The IBM 0681 read/write channel ran at a data-rate of 24 Mbit/s but was more highly integrated with the entire channel contained in a single 68-pin PLCC integrated circuit operating off a five-volt supply. As well as the fixed analog equalizer, the channel boasted a simple adaptive digital cosine equalizer after the A/D to compensate for changes in radius and/or changes in the magnetic components.

=== Write precompensation ===
The presence of nonlinear transition-shift (NLTS) distortion on NRZ recording at high density and/or high data-rate was recognized in 1979. The magnitude and sources of NLTS can be identified using the 'extracted dipulse' technique.

Ampex was the first to recognize the impact of NLTS on PR4. and was first to implement Write precompensation for PRML NRZ recording. 'Precomp.' largely cancels the effect of NLTS. Precompensation is viewed as a necessity for a PRML system and is important enough to appear in the BIOS HDD setup although it is now handled automatically by the HDD.

== Further developments ==
=== Generalized PRML ===
PR4 is characterized by an equalization target (+1, 0, −1) in bit-response sample values or (1 − D)(1 + D) in polynomial notation (here, D is the delay operator referring to a one sample delay). The target (+1, +1, −1, −1) or (1 − D)(1 + D)^{2} is called extended PRML (EPRML). The entire family, (1 − D)(1 + D)^{n}, was investigated by Thapar and Patel. The targets with larger n value tend to be more suited to channels with poor high-frequency response. This series of targets all have integer sample values and form an open eye-pattern (e.g. PR4 forms a ternary eye). In general, however, the target can just as readily have non-integer values.
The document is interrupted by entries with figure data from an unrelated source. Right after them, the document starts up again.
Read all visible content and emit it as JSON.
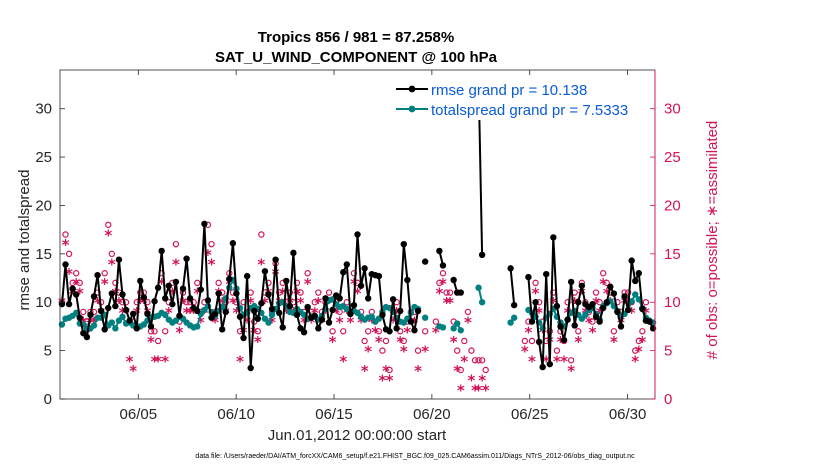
{
  "chart_data": {
    "type": "line",
    "title_line1": "Tropics 856 / 981 = 87.258%",
    "title_line2": "SAT_U_WIND_COMPONENT @ 100 hPa",
    "xlabel": "Jun.01,2012 00:00:00 start",
    "ylabel_left": "rmse and totalspread",
    "ylabel_right": "# of obs: o=possible; ∗=assimilated",
    "footnote": "data file: /Users/raeder/DAI/ATM_forcXX/CAM6_setup/f.e21.FHIST_BGC.f09_025.CAM6assim.011/Diags_NTrS_2012-06/obs_diag_output.nc",
    "xlim": [
      1.0,
      31.4
    ],
    "ylim_left": [
      0,
      34
    ],
    "ylim_right": [
      0,
      34
    ],
    "x_ticks": [
      {
        "value": 5,
        "label": "06/05"
      },
      {
        "value": 10,
        "label": "06/10"
      },
      {
        "value": 15,
        "label": "06/15"
      },
      {
        "value": 20,
        "label": "06/20"
      },
      {
        "value": 25,
        "label": "06/25"
      },
      {
        "value": 30,
        "label": "06/30"
      }
    ],
    "y_ticks_left": [
      "0",
      "5",
      "10",
      "15",
      "20",
      "25",
      "30"
    ],
    "y_ticks_right": [
      "0",
      "5",
      "10",
      "15",
      "20",
      "25",
      "30"
    ],
    "colors": {
      "rmse": "#000000",
      "spread": "#008080",
      "obs": "#d4145a",
      "legend_text": "#0a5cd6"
    },
    "series": [
      {
        "name": "rmse grand pr = 10.138",
        "values": [
          9.8,
          13.9,
          9.8,
          11.4,
          10.8,
          8.4,
          6.8,
          6.4,
          8.7,
          10.6,
          12.8,
          9.1,
          7.2,
          9.4,
          10.9,
          9.6,
          14.4,
          10.8,
          9.2,
          8.1,
          8.8,
          7.3,
          12.2,
          10.5,
          8.8,
          7.5,
          10.1,
          11.5,
          15.3,
          10.4,
          11.7,
          9.8,
          12.1,
          8.6,
          11.4,
          14.5,
          10.4,
          9.4,
          9.1,
          11.3,
          18.1,
          10.2,
          8.4,
          8.8,
          10.9,
          7.2,
          9.0,
          12.4,
          16.1,
          10.9,
          8.5,
          6.3,
          12.7,
          3.2,
          9.1,
          8.3,
          9.9,
          13.2,
          10.8,
          9.3,
          14.4,
          8.9,
          7.4,
          12.2,
          9.6,
          15.1,
          8.7,
          7.3,
          6.9,
          9.5,
          8.4,
          8.6,
          7.3,
          8.2,
          10.4,
          7.9,
          9.2,
          10.7,
          10.4,
          13.1,
          13.9,
          8.8,
          9.7,
          17.0,
          11.7,
          13.5,
          10.4,
          12.9,
          12.8,
          12.7,
          8.7,
          7.2,
          7.0,
          10.3,
          7.3,
          9.1,
          16.0,
          12.3,
          8.0,
          7.1,
          9.1,
          null,
          14.2,
          null,
          null,
          null,
          15.3,
          13.8,
          null,
          null,
          12.3,
          11.0,
          11.0,
          null,
          null,
          null,
          null,
          33.0,
          14.9,
          null,
          null,
          null,
          null,
          null,
          null,
          null,
          13.5,
          9.7,
          null,
          null,
          null,
          12.6,
          8.0,
          10.0,
          5.9,
          3.3,
          12.9,
          3.6,
          16.7,
          9.6,
          7.5,
          6.1,
          8.2,
          12.1,
          7.6,
          10.0,
          11.7,
          9.8,
          9.5,
          9.8,
          8.5,
          8.0,
          9.4,
          10.0,
          11.6,
          10.9,
          9.0,
          7.5,
          10.6,
          9.2,
          14.3,
          12.2,
          13.0,
          9.3,
          8.1,
          8.0,
          7.3
        ]
      },
      {
        "name": "totalspread grand pr = 7.5333",
        "values": [
          7.7,
          8.3,
          8.4,
          8.6,
          8.9,
          7.8,
          7.7,
          7.3,
          7.3,
          7.6,
          8.4,
          8.4,
          8.7,
          7.6,
          7.9,
          7.3,
          8.1,
          8.5,
          7.8,
          7.9,
          7.6,
          7.5,
          7.5,
          7.7,
          8.1,
          8.4,
          8.5,
          8.6,
          8.9,
          8.7,
          8.2,
          7.9,
          8.1,
          8.5,
          8.3,
          7.9,
          7.6,
          7.4,
          7.5,
          8.8,
          9.2,
          9.6,
          9.0,
          8.6,
          9.1,
          9.5,
          10.4,
          11.5,
          12.3,
          11.4,
          9.4,
          8.7,
          8.9,
          9.4,
          9.6,
          9.3,
          8.9,
          8.3,
          7.9,
          8.7,
          9.3,
          9.9,
          10.0,
          9.6,
          9.0,
          8.9,
          9.3,
          9.0,
          8.7,
          8.3,
          8.5,
          8.5,
          8.2,
          8.6,
          9.3,
          10.2,
          10.3,
          9.8,
          9.5,
          9.6,
          9.3,
          8.8,
          9.1,
          8.9,
          8.5,
          8.2,
          8.4,
          8.5,
          8.0,
          8.3,
          9.0,
          9.5,
          9.4,
          9.0,
          8.4,
          8.0,
          7.9,
          8.3,
          8.9,
          9.5,
          9.3,
          null,
          8.4,
          null,
          null,
          null,
          7.5,
          7.4,
          null,
          null,
          7.3,
          7.8,
          7.1,
          null,
          null,
          null,
          null,
          11.5,
          10.0,
          null,
          null,
          null,
          null,
          null,
          null,
          null,
          7.9,
          8.4,
          null,
          null,
          null,
          9.2,
          8.9,
          8.5,
          7.9,
          7.3,
          8.4,
          8.8,
          9.3,
          8.5,
          7.9,
          7.5,
          8.2,
          8.9,
          9.1,
          8.7,
          8.3,
          8.7,
          9.2,
          9.4,
          8.8,
          8.2,
          9.6,
          9.9,
          10.1,
          9.6,
          9.1,
          8.6,
          8.8,
          9.2,
          10.1,
          10.8,
          10.3,
          9.4,
          8.4,
          8.1,
          7.9
        ]
      },
      {
        "name": "possible obs",
        "values": [
          10,
          17,
          15,
          12,
          13,
          12,
          9,
          8,
          9,
          9,
          11,
          10,
          13,
          18,
          15,
          12,
          11,
          10,
          10,
          8,
          8,
          10,
          11,
          11,
          10,
          7,
          7,
          6,
          13,
          7,
          10,
          12,
          16,
          8,
          11,
          10,
          10,
          10,
          12,
          9,
          10,
          18,
          16,
          9,
          12,
          11,
          10,
          13,
          11,
          10,
          7,
          10,
          9,
          11,
          8,
          7,
          17,
          11,
          12,
          9,
          14,
          11,
          12,
          10,
          11,
          10,
          12,
          11,
          9,
          13,
          9,
          10,
          11,
          9,
          10,
          11,
          7,
          10,
          9,
          7,
          10,
          9,
          13,
          12,
          9,
          6,
          7,
          9,
          8,
          7,
          5,
          6,
          3,
          9,
          10,
          7,
          6,
          8,
          9,
          9,
          5,
          null,
          7,
          null,
          null,
          8,
          12,
          13,
          11,
          11,
          8,
          5,
          3,
          6,
          9,
          5,
          4,
          4,
          4,
          3,
          null,
          null,
          null,
          null,
          null,
          null,
          null,
          null,
          null,
          null,
          6,
          8,
          6,
          12,
          10,
          8,
          6,
          7,
          11,
          5,
          7,
          6,
          10,
          4,
          11,
          7,
          12,
          10,
          9,
          8,
          11,
          10,
          13,
          12,
          11,
          7,
          10,
          9,
          11,
          11,
          10,
          5,
          6,
          7,
          10
        ]
      },
      {
        "name": "assimilated obs",
        "values": [
          10,
          16,
          13,
          11,
          12,
          11,
          8,
          7,
          8,
          8,
          10,
          9,
          12,
          17,
          14,
          11,
          10,
          9,
          9,
          4,
          3,
          9,
          10,
          10,
          9,
          6,
          4,
          4,
          12,
          4,
          9,
          11,
          14,
          7,
          10,
          9,
          9,
          9,
          11,
          8,
          9,
          15,
          14,
          8,
          11,
          10,
          9,
          12,
          10,
          9,
          4,
          7,
          8,
          10,
          7,
          6,
          14,
          10,
          11,
          8,
          13,
          10,
          11,
          9,
          10,
          9,
          11,
          10,
          8,
          12,
          8,
          9,
          10,
          8,
          9,
          10,
          6,
          9,
          8,
          4,
          9,
          8,
          12,
          11,
          8,
          3,
          5,
          8,
          7,
          6,
          2,
          3,
          2,
          8,
          9,
          6,
          5,
          7,
          8,
          8,
          3,
          null,
          5,
          null,
          null,
          7,
          11,
          12,
          10,
          10,
          6,
          3,
          1,
          4,
          8,
          2,
          1,
          1,
          2,
          1,
          null,
          null,
          null,
          null,
          null,
          null,
          null,
          null,
          null,
          null,
          5,
          7,
          4,
          11,
          9,
          7,
          4,
          6,
          10,
          4,
          6,
          4,
          9,
          3,
          10,
          6,
          11,
          9,
          8,
          7,
          10,
          9,
          12,
          11,
          10,
          6,
          9,
          8,
          10,
          10,
          9,
          4,
          5,
          6,
          9
        ]
      }
    ],
    "legend": {
      "placement": "top-right",
      "entries": [
        "rmse grand pr = 10.138",
        "totalspread grand pr = 7.5333"
      ]
    }
  }
}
The classical approach to maximum-likelihood detection on a channel with intersymbol interference (ISI) is to equalize to a minimum-phase, whitened, matched-filter target. The complexity of the subsequent Viterbi detector increases exponentially with the target lengththe number of states doubling for each one-sample increase in target length.

=== Post-processor architecture ===
Given the rapid increase in complexity with longer targets, a post-processor architecture was proposed, firstly for EPRML. With this approach a relatively simple detector (e.g. PRML) is followed by a post-processor which examines the residual waveform error and looks for the occurrence of likely bit pattern errors. This approach was found to be valuable when it was extended to systems employing a simple parity check

=== PRML with nonlinearities and signal-dependent noise ===
As data detectors became more sophisticated, it was found important to deal with any residual signal nonlinearities as well as pattern-dependent noise (noise tends to be largest when there is a magnetic transition between bits) including changes in noise-spectrum with data-pattern. To this end, the Viterbi detector was modified such that it recognized the expected signal-level and expected noise variance associated with each bit-pattern. As a final step, the detectors were modified to include a 'noise predictor filter' thus allowing each pattern to have a different noise-spectrum. Such detectors are referred to as Pattern-Dependent Noise-Prediction (PDNP) detectors or noise-predictive maximum-likelihood detectors (NPML). Such techniques have been more recently applied to digital tape recorders.

== Modern electronics ==
Although the PRML acronym is still occasionally used, advanced detectors are more complex than PRML and operate at higher data rates. The analog front-end typically includes AGC, correction for the nonlinear read-element response, and a low-pass filter with control over the high-frequency boost or cut. Equalization is done after the ADC with a digital FIR filter. (TDMR uses a two-input, one-output equalizer.) The detector uses the PDNP/NPML approach but the hard-decision Viterbi algorithm is replaced with a detector providing soft-outputs (additional information about the reliability of each bit). Such detectors using a soft Viterbi algorithm or BCJR algorithm are essential in iteratively decoding the low-density parity-check code used in modern HDDs. A single integrated circuit contains the entire read and write channels (including the iterative decoder) as well as all the disk control and interface functions. There are currently two suppliers: Broadcom and Marvell.